A review by rachelgertrude
South Riding by Winifred Holtby

5.0

I can't help but think of this line by GK Chesterton after reading this book:

“The man who lives in a small community lives in a much larger world. He knows much more of the fierce variety and uncompromising divergences of men…In a large community, we can choose our companions. In a small community, our companions are chosen for us. Thus in all extensive and highly civilized society groups come into existence founded upon sympathy, and shut out the real world more sharply than the gates of a monastery. There is nothing really narrow about the clan; the thing which is really narrow is the clique.” - Heretics

What I love so much about South Riding is that it is a story about a community. It is about people as individuals, but more, it is a story about the effect all of these individuals have on each other. There are socialists, conservatives, gentleman farmers, slum dwellers, hypocrites, long-sufferers, misers, and seekers. These people hurt each other, love each other, argue with each other, change their minds because of each other, ask deeper questions because of each other.

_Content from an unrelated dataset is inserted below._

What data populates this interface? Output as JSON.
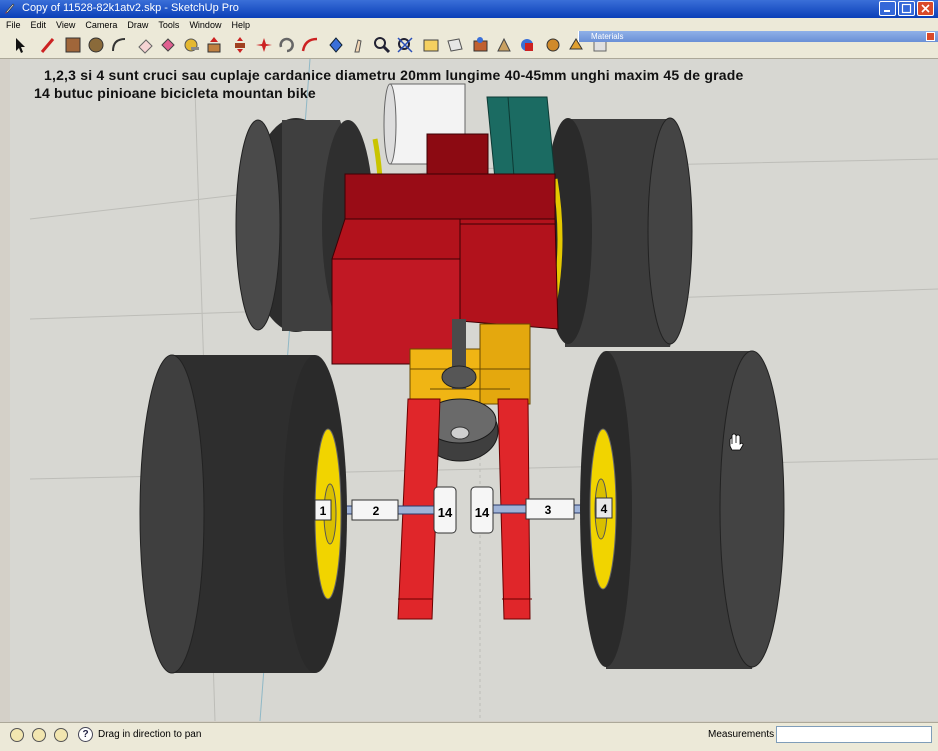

The characters felt real - their dislikes or likes of each other felt real as well. What I received in reading this book was a deeper sympathy with the human condition and our collective struggles. It helped me to see that, however passionately we might view things politically, there is always something to learn from the person holding the opposing flag. There is a good reason for us to be jumbled together to round each other out, to polish each other's rough edges. I learned that community (but particularly small communities, the ones we don't choose) give us the ability to grow, the ability to know ourselves better, the capacity for change.